Supervision for You

Supervision supports the Executive Coach's professional capability and integrity, enriching the quality and safety of coaching for the client and sponsoring organisation. So investing in professional supervision demonstrates a clear commitment to quality and on-going development.

Our One-to-One Supervision Service is delivered by Dr Michael Carroll in his offices and worldwide using Skype. It is available to all disciplines within coaching including of course coaching psychologists.

Michael says " I'm keen to provide supervision to you whether you're a newly qualified or well established. I seek to tailor your programme to meet your personal and professional needs and fit in with how you run your practice.

How will we work together? The way I see it is that learning is the fundamental activity in supervision and we'll undertake some analysis together to help establish your learning profile. This information will assist us in developing a relationship based on your learning style, approach and needs."

To register your interest in our One-to-One Supervision Service click here

 


Supervisors are primarily facilitators of reflection

The following highlight the most important aspects of supervision and its purpose

  • Experiential learning is the heart of supervision. The coaching work becomes the vehicle for learning (learning from doing).
  • Supervisors facilitate supervisee learning.
  • Learning in supervision is transformational (not just transmissional).
  • Learning is for the future (what do we need to do the work better when we return to it?)
  • Learning includes finding a voice so that coaching psychologists can articulate what they do and why they do it the way they do.
  • Supervision is conversation-based learning. In a thoughtful and reflective dialogue learning takes place
  • Supervision moves from 'I'-learning to 'we'-learning.

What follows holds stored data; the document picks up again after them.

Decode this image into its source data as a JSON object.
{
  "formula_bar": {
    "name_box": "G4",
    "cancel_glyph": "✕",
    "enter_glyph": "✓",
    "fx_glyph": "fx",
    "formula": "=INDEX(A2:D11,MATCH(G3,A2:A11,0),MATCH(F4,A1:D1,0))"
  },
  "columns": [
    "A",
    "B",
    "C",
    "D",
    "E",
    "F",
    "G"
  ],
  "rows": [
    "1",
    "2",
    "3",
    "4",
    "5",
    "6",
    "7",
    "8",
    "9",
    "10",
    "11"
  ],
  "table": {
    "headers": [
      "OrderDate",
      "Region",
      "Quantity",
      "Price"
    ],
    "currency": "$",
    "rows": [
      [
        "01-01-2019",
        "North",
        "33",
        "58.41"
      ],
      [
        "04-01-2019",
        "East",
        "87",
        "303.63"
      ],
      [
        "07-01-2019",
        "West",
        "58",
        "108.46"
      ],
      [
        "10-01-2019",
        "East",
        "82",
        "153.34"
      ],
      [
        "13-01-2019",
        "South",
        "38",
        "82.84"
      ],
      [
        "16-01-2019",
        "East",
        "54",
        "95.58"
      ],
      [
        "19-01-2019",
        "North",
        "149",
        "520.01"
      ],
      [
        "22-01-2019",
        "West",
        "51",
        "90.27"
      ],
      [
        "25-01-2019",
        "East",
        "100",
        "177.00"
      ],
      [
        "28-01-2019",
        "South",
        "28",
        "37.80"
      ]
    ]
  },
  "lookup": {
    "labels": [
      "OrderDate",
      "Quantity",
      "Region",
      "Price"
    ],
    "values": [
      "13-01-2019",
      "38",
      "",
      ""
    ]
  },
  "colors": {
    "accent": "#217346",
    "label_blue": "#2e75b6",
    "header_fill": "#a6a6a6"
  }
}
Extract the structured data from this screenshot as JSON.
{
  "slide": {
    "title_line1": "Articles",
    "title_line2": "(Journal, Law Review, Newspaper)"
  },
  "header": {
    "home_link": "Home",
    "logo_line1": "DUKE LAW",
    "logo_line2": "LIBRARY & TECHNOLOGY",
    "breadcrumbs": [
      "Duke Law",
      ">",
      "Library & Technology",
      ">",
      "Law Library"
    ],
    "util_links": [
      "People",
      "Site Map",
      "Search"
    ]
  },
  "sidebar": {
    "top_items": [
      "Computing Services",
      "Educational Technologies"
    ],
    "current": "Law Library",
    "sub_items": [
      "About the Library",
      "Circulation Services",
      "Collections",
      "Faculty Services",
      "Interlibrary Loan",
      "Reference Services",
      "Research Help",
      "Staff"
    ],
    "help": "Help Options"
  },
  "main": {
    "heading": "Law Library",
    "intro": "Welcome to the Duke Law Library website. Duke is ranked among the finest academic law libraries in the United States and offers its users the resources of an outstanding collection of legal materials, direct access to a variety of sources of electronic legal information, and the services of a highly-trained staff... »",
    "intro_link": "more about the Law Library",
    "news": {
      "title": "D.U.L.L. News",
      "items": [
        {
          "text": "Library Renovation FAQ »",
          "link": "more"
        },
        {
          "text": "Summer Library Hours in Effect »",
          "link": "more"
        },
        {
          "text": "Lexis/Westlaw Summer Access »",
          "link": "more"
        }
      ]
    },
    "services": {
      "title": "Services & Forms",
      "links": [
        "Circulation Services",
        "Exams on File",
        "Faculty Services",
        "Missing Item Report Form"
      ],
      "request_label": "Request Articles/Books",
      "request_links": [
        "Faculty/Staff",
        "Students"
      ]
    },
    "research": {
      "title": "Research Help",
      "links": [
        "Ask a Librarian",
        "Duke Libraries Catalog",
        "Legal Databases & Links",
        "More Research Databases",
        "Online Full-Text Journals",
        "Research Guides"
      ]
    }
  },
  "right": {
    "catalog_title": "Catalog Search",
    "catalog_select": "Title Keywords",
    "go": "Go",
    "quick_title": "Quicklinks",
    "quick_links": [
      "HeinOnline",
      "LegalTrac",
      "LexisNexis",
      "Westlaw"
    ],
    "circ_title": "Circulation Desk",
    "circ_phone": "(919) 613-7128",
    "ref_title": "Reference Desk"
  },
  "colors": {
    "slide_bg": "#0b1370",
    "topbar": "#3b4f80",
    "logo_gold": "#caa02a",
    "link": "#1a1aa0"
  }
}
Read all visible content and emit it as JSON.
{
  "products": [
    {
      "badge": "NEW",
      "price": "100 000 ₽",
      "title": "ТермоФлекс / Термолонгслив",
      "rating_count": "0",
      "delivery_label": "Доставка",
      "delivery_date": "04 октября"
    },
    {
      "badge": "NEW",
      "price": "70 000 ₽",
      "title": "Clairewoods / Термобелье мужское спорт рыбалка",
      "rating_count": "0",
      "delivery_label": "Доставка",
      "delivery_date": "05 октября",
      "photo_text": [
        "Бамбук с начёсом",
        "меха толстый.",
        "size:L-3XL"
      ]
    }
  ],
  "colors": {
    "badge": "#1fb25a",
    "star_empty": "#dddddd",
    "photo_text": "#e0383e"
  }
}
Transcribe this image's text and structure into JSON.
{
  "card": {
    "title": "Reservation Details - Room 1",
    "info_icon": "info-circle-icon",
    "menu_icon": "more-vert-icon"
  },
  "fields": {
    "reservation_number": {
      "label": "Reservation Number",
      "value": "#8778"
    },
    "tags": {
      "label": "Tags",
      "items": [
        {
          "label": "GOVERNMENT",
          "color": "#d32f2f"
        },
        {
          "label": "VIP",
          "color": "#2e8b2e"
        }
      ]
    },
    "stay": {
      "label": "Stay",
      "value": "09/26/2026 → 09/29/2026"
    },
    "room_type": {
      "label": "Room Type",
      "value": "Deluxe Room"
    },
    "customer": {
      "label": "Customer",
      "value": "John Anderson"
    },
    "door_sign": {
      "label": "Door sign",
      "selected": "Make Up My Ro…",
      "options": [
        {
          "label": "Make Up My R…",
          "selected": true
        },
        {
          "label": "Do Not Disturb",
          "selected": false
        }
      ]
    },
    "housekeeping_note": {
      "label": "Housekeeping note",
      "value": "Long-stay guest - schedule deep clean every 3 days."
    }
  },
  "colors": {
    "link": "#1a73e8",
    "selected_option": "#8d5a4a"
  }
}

Supervision leads to better coaching

In particular, supervision offers benefits for executive coaches who have to manage the impact of third parties in their coaching relationships -

  • It offers protection to clients (cases are reviewed).
  • It provides a forum to consider and hold the tensions that emerge from the needs of various stakeholders in the coaching arrangement (the company, the coachee, the profession).
  • It helps manage the flow of information within the whole system (confidentially, who talks to whom).
  • It supports supervisees make appropriate ethical decisions in organisational contexts.
  • It helps coaches deal with records, statistics, reports and how to communicate these to organisations.
  • It facilitates coaches to understand and manage the parallel process within organisations.
  • It generates clear contracts with all (these will include two-way, threeway and sometimes four-way contracts).

 


Benefits of Supervision for the Supervisee

  • It helps practitioners identify their strengths and weaknesses
  • It alerts practitioners to ethical and professional issues in their work and creates ethical watchfulness
  • It allows practitioners to measure the impact of their coaching work on their lives and to identify their personal reactions to their professional work.
  • It updates practitioners to the best in psychological innovation, insights and research.